Sheryl Palmer is an American marketer and business executive best known for serving as the chief executive officer and chairman of homebuilder Taylor Morrison, a role she has held since 2007, when the company was formed. She is the only female CEO of a publicly traded homebuilder.

==Biography==
Palmer was born in Los Angeles but grew up moving around due to her mother working as a fashion designer. She began working at McDonald's at 15, and by 20, while she was enrolled at San Diego State University studying special education, became the Marketing Manager for San Diego of McDonalds.

She then worked at a marketing agency with a major homebuilder client, before joining Irvine Company and then Blackwood Corp, both homebuilders. She then joined PulteGroup.

After this, she took a year off and considered retiring but was tapped by Morrison Homes to serve as their Western Region President. After they fused with Taylor Woodrow to form Taylor Morrison, she was soon tapped to serve as the company's CEO. She led the company through the subprime mortgage crisis in 2007, which occurred just as she was becoming CEO. Under her leadership, however, the company rebuilt and, after a stint in private equity starting in 2010—during which she resigned for about a day because of what she saw as a lack of trust from the owners before returning—went public in 2013, opening 20% higher than expected. She is the only female CEO of a publicly traded homebuilder. Under her leadership, the company has been in the Fortune 500.

As CEO, she has emphasized "loving the customer", a philosophy that includes getting to know each and every customer and maintaining a diverse staff to be prepared for customers with diverse needs and cultures.
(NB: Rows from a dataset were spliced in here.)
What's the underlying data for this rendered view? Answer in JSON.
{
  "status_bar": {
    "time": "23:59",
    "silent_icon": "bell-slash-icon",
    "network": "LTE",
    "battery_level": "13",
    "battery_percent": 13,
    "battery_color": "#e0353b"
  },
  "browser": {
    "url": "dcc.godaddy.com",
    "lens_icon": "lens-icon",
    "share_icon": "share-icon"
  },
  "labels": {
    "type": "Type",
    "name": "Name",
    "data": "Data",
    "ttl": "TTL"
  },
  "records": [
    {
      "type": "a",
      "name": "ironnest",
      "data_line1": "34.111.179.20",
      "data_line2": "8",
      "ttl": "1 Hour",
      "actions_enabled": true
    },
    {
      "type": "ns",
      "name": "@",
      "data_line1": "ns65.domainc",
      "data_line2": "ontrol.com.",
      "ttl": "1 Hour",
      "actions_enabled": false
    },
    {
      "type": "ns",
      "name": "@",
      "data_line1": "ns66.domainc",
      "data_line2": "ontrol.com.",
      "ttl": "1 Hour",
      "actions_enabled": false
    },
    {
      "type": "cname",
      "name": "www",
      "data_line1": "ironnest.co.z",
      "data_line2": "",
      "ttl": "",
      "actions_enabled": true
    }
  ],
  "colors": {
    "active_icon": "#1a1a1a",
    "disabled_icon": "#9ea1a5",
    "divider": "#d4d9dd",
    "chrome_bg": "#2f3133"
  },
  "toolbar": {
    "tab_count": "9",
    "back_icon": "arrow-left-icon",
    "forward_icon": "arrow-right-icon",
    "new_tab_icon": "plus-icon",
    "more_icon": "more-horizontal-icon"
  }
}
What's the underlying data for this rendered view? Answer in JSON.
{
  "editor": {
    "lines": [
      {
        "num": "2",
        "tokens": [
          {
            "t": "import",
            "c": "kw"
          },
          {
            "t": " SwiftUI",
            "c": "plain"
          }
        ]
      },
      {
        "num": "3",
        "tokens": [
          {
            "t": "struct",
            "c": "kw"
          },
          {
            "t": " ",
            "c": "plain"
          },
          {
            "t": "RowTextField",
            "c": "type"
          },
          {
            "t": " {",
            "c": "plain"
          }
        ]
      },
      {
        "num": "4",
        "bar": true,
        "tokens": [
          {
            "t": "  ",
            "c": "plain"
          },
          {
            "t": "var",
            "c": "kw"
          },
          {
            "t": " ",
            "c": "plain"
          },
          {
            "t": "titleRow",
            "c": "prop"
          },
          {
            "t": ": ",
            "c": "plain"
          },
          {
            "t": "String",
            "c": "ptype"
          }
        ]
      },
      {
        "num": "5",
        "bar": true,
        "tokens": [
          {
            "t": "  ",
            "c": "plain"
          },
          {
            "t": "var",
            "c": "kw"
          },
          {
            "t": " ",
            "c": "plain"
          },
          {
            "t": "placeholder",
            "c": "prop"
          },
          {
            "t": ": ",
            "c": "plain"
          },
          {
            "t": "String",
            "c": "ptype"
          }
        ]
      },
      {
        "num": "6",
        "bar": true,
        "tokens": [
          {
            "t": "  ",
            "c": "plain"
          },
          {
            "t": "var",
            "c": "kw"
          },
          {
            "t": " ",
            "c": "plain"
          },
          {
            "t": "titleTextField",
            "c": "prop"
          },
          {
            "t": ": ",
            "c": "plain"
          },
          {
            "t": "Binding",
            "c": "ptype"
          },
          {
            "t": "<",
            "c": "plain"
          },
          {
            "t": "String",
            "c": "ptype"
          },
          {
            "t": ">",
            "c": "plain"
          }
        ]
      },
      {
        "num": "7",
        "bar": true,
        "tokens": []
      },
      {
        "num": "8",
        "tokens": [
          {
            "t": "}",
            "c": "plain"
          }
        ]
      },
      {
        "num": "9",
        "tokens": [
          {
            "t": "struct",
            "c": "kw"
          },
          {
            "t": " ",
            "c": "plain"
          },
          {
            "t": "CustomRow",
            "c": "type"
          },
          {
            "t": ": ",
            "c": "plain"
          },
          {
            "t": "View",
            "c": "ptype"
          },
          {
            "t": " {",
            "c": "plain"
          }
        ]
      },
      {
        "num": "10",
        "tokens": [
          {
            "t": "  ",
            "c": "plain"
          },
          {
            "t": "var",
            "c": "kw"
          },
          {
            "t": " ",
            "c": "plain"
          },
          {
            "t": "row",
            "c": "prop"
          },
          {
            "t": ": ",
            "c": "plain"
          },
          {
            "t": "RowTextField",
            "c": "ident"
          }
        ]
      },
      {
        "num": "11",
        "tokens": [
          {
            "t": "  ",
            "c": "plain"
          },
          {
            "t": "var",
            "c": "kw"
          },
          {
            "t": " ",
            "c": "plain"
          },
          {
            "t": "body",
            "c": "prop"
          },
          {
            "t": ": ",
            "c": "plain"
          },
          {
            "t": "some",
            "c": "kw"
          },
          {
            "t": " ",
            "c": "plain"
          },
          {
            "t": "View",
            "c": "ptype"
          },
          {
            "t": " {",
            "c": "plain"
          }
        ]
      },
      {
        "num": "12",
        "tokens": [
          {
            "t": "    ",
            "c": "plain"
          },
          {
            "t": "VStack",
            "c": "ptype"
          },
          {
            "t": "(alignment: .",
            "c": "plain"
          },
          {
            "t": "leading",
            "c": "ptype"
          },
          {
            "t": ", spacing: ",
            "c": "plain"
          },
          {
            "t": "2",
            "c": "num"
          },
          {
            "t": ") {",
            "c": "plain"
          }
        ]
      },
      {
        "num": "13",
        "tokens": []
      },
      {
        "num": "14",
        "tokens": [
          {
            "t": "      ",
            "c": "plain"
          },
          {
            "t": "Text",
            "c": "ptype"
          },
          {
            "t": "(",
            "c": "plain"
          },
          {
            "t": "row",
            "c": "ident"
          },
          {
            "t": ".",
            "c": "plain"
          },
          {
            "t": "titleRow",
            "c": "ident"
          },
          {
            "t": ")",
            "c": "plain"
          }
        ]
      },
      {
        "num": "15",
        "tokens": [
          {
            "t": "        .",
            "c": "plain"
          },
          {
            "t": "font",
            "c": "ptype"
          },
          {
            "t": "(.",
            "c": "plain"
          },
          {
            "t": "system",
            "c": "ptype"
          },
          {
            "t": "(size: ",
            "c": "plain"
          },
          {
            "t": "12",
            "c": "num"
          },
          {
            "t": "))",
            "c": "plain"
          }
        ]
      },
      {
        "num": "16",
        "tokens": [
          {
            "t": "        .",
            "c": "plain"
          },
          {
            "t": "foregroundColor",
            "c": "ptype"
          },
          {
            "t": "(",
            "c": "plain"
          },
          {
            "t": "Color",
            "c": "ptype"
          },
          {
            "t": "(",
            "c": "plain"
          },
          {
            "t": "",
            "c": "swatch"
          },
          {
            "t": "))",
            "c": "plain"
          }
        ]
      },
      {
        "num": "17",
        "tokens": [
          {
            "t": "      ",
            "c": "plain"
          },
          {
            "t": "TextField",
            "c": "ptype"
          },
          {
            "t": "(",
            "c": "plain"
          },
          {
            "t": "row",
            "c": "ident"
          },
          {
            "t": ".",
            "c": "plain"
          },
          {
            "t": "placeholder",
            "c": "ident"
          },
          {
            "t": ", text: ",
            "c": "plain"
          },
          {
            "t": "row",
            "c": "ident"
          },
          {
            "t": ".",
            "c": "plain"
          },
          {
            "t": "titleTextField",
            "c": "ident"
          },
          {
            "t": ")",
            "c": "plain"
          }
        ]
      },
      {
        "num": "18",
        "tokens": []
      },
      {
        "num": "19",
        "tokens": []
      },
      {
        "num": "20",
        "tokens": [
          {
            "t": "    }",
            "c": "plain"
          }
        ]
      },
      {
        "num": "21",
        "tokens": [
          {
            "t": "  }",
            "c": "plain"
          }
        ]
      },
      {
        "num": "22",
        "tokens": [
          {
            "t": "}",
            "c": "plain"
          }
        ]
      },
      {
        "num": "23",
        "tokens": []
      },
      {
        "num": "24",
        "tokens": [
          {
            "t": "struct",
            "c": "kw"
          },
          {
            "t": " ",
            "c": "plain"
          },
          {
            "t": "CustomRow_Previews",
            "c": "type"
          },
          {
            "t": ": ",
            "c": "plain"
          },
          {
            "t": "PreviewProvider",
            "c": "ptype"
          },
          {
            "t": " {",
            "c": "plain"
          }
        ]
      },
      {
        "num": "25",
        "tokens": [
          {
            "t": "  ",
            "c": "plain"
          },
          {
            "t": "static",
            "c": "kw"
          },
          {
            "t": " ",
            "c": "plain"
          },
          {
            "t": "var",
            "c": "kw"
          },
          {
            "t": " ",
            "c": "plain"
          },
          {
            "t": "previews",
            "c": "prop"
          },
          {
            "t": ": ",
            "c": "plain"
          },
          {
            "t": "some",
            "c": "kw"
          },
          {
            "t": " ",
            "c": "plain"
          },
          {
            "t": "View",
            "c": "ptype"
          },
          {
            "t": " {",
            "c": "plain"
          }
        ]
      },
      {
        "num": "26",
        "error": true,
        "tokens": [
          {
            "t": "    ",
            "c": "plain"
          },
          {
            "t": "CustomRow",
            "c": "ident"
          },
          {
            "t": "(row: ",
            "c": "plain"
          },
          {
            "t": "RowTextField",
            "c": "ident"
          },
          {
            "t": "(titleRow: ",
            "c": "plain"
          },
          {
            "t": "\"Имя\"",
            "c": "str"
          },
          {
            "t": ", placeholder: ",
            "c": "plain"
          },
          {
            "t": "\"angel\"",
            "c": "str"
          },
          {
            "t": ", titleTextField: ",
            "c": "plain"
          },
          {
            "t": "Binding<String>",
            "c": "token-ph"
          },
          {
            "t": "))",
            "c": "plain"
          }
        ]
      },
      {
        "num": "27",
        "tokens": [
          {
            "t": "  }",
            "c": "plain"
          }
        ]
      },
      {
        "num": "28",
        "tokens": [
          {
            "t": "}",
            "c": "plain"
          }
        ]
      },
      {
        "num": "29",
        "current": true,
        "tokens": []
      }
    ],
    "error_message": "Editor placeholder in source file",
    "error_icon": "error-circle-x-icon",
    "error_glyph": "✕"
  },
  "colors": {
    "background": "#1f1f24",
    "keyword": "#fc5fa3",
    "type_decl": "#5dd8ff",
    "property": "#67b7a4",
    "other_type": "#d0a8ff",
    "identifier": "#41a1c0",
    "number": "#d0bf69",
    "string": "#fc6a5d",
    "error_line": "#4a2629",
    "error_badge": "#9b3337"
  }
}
In particular, she has led Taylor Morrison to have 44% of its employees be women, far more than the average in homebuilders. She also announced that Taylor Morrison would provide an ownership stake to every one of the employees, not merely executives. She ran an internal video blog called "Shoes Off with Sheryl", named for her dislike of shoes.

She has led Taylor Morrison through its acquisition by Berkshire Hathaway and will remain CEO after the acquisition is finalized.

She has also interviewed individuals including George W. Bush, Steve Case, Donna Brazile, Karl Rove, and Michelle Obama. She has served as chairman of the board of HomeAid.

She was named Executive of the Year by the W. P. Carey School of Business in 2021. She was named a 2025 CNBC Changemaker. That same year, she was named to Forbes's 50 Over 50.